Anne Arundel's Family Support Center is next to the job center in Annapolis, a coexistence unique in Maryland. Most days, the center is crawling with children whose parents are applying for public assistance, studying for their equivalency diploma or attending computer or parenting classes.

"It's a good program," said Jade Rogers, 18, whose year-old son, Ki-Shawn Thompson, attends day care while she participates in twice-weekly parenting classes. "We sit down and talk about how to deal with stress. . . . [Ki-Shawn] doesn't want to leave. He plays all day."

What happens in this brightly colored facility – which also has a nurse who gives immunizations to children and helps pregnant women with prenatal care – is a necessary component of the welfare overhaul, administrators said.

"If we just focus on getting a family employed and not on getting them healthy and productive as a unit, we then improve one aspect of their life, and we end up with child abuse and child neglect," said Paulette Francois, the support center's director.

Preventing child neglect and abuse is one of Edward R. Bloom's top priorities. Bloom has been the agency's social service director since 1981, and before any child is placed in foster care, he must be notified directly. He grills the social worker to ensure that everything possible has been done to keep a child with the parents or extended family.

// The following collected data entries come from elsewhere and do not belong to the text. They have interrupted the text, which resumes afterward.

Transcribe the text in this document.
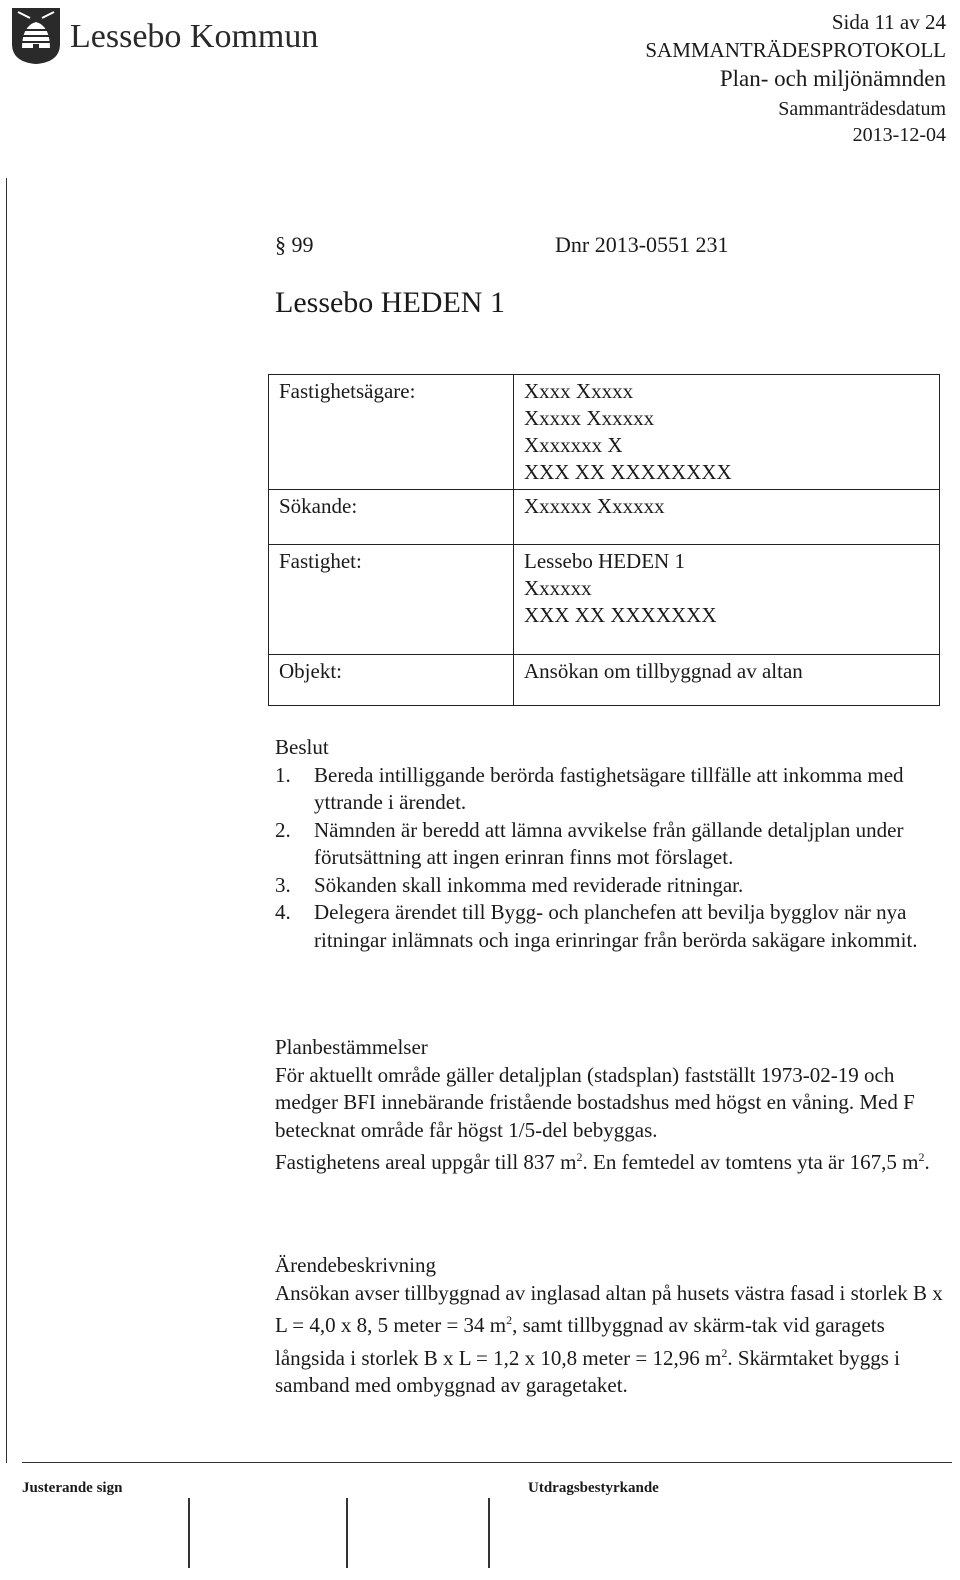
Lessebo Kommun	Sida 11 av 24
SAMMANTRÄDESPROTOKOLL
Plan- och miljönämnden
Sammanträdesdatum
2013-12-04
§ 99	Dnr 2013-0551 231
Lessebo HEDEN 1
Fastighetsägare:	Xxxx Xxxxx
Xxxxx Xxxxxx
Xxxxxxx X
XXX XX XXXXXXXX

Sökande:	Xxxxxx Xxxxxx
Fastighet:	Lessebo HEDEN 1
Xxxxxx
XXX XX XXXXXXX

Objekt:	Ansökan om tillbyggnad av altan

Beslut

1. Bereda intilliggande berörda fastighetsägare tillfälle att inkomma med yttrande i ärendet.
2. Nämnden är beredd att lämna avvikelse från gällande detaljplan under förutsättning att ingen erinran finns mot förslaget.
3. Sökanden skall inkomma med reviderade ritningar.
4. Delegera ärendet till Bygg- och planchefen att bevilja bygglov när nya ritningar inlämnats och inga erinringar från berörda sakägare inkommit.

Planbestämmelser

För aktuellt område gäller detaljplan (stadsplan) fastställt 1973-02-19 och medger BFI innebärande fristående bostadshus med högst en våning. Med F betecknat område får högst 1/5-del bebyggas.

Fastighetens areal uppgår till 837 $m^2$. En femtedel av tomtens yta är 167,5 $m^2$.

Ärendebeskrivning

Ansökan avser tillbyggnad av inglasad altan på husets västra fasad i storlek B x L = 4,0 x 8, 5 meter = 34 $m^2$, samt tillbyggnad av skärm-tak vid garagets långsida i storlek B x L = 1,2 x 10,8 meter = 12,96 $m^2$. Skärmtaket byggs i samband med ombyggnad av garagetaket.

Justerande sign	Utdragsbestyrkande
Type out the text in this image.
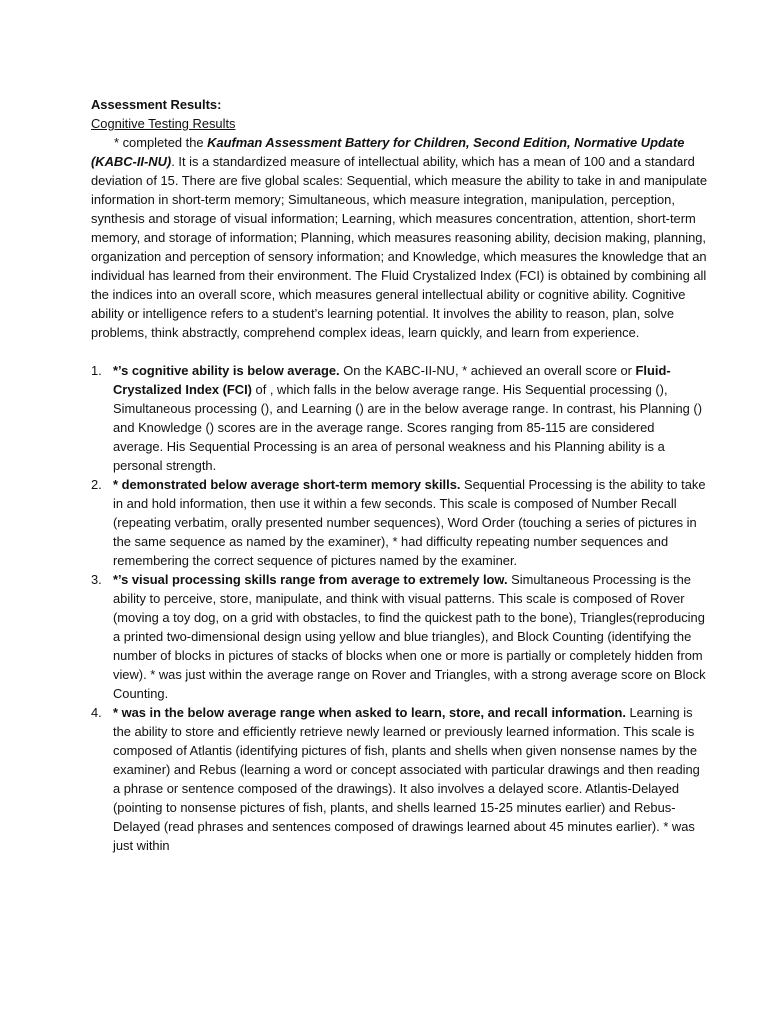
Assessment Results:

Cognitive Testing Results

* completed the Kaufman Assessment Battery for Children, Second Edition, Normative Update (KABC-II-NU). It is a standardized measure of intellectual ability, which has a mean of 100 and a standard deviation of 15. There are five global scales: Sequential, which measure the ability to take in and manipulate information in short-term memory; Simultaneous, which measure integration, manipulation, perception, synthesis and storage of visual information; Learning, which measures concentration, attention, short-term memory, and storage of information; Planning, which measures reasoning ability, decision making, planning, organization and perception of sensory information; and Knowledge, which measures the knowledge that an individual has learned from their environment. The Fluid Crystalized Index (FCI) is obtained by combining all the indices into an overall score, which measures general intellectual ability or cognitive ability. Cognitive ability or intelligence refers to a student’s learning potential. It involves the ability to reason, plan, solve problems, think abstractly, comprehend complex ideas, learn quickly, and learn from experience.

1. *’s cognitive ability is below average. On the KABC-II-NU, * achieved an overall score or Fluid-Crystalized Index (FCI) of , which falls in the below average range. His Sequential processing (), Simultaneous processing (), and Learning () are in the below average range. In contrast, his Planning () and Knowledge () scores are in the average range. Scores ranging from 85-115 are considered average. His Sequential Processing is an area of personal weakness and his Planning ability is a personal strength.
2. * demonstrated below average short-term memory skills. Sequential Processing is the ability to take in and hold information, then use it within a few seconds. This scale is composed of Number Recall (repeating verbatim, orally presented number sequences), Word Order (touching a series of pictures in the same sequence as named by the examiner), * had difficulty repeating number sequences and remembering the correct sequence of pictures named by the examiner.
3. *’s visual processing skills range from average to extremely low. Simultaneous Processing is the ability to perceive, store, manipulate, and think with visual patterns. This scale is composed of Rover (moving a toy dog, on a grid with obstacles, to find the quickest path to the bone), Triangles(reproducing a printed two-dimensional design using yellow and blue triangles), and Block Counting (identifying the number of blocks in pictures of stacks of blocks when one or more is partially or completely hidden from view). * was just within the average range on Rover and Triangles, with a strong average score on Block Counting.
4. * was in the below average range when asked to learn, store, and recall information. Learning is the ability to store and efficiently retrieve newly learned or previously learned information. This scale is composed of Atlantis (identifying pictures of fish, plants and shells when given nonsense names by the examiner) and Rebus (learning a word or concept associated with particular drawings and then reading a phrase or sentence composed of the drawings). It also involves a delayed score. Atlantis-Delayed (pointing to nonsense pictures of fish, plants, and shells learned 15-25 minutes earlier) and Rebus-Delayed (read phrases and sentences composed of drawings learned about 45 minutes earlier). * was just within
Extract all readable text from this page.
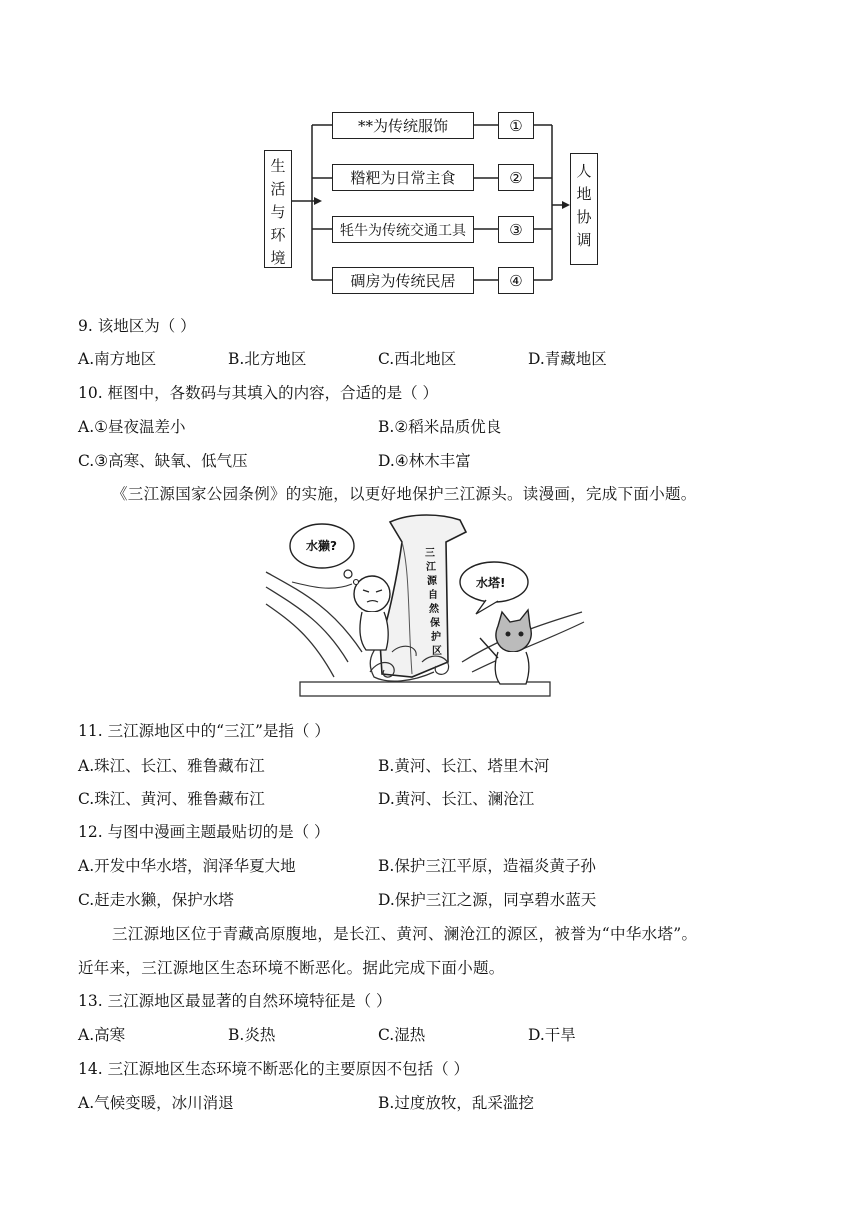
生
活
与
环
境
**为传统服饰	①
糌粑为日常主食	②
牦牛为传统交通工具	③
碉房为传统民居	④
人
地
协
调
9. 该地区为（ ）
A.南方地区	B.北方地区	C.西北地区	D.青藏地区
10. 框图中，各数码与其填入的内容，合适的是（ ）
A.①昼夜温差小	B.②稻米品质优良
C.③高寒、缺氧、低气压	D.④林木丰富
《三江源国家公园条例》的实施，以更好地保护三江源头。读漫画，完成下面小题。
三
江
源
自
然
保
护
区
水獭?
水塔!
11. 三江源地区中的“三江”是指（ ）
A.珠江、长江、雅鲁藏布江	B.黄河、长江、塔里木河
C.珠江、黄河、雅鲁藏布江	D.黄河、长江、澜沧江
12. 与图中漫画主题最贴切的是（ ）
A.开发中华水塔，润泽华夏大地	B.保护三江平原，造福炎黄子孙
C.赶走水獭，保护水塔	D.保护三江之源，同享碧水蓝天
三江源地区位于青藏高原腹地，是长江、黄河、澜沧江的源区，被誉为“中华水塔”。
近年来，三江源地区生态环境不断恶化。据此完成下面小题。
13. 三江源地区最显著的自然环境特征是（ ）
A.高寒	B.炎热	C.湿热	D.干旱
14. 三江源地区生态环境不断恶化的主要原因不包括（ ）
A.气候变暖，冰川消退	B.过度放牧，乱采滥挖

"It's only after we have exhausted everything that we place a child in foster care," said Dorothy Boyle, the agency's other deputy director.

Since 1991, the annual number of children placed in foster care has dropped from 148 to 60. But Bloom wants to force the numbers down even more by locating and offering intensive services to families before children need such services. He recently sent four social workers to a small census tract in north Anne Arundel to help reduce the 74 cases of reported child abuse near Van Bokkelen Elementary School in the last year.

Anne Arundel's success has attracted attention from throughout the nation, with more than 400 social service workers making the pilgrimage to the quaint streets of Annapolis in the last 18 months to see what is so special.

Bloom leaves the tour-guiding to Kimble, an outspoken former newspaper reporter, who often rolls her eyes or waves her hand in the air dismissively when discussing some state or federal rule that she considers useless. Kimble has even created her own David Letterman-like "Top 10" list of ways to fail at overhauling welfare, mocking the way government usually solves problems:

No. 10, operate a one-size-fits-all program. No. 8, don't ask customers what they need. No. 6, create a task force, with lots of subcommittees and workgroups. No. 4, limit the scope of your services to what the law requires. And No. 1, sit back and wait for someone to tell you what to do.

Kimble's tours are not advertised, but people keep coming, sometimes unannounced.

"We may not be the shrine of welfare reform, but we sure do get a lot of pilgrims," Kimble said. "I don't know if they get any religion."

But that doesn't stop her from preaching.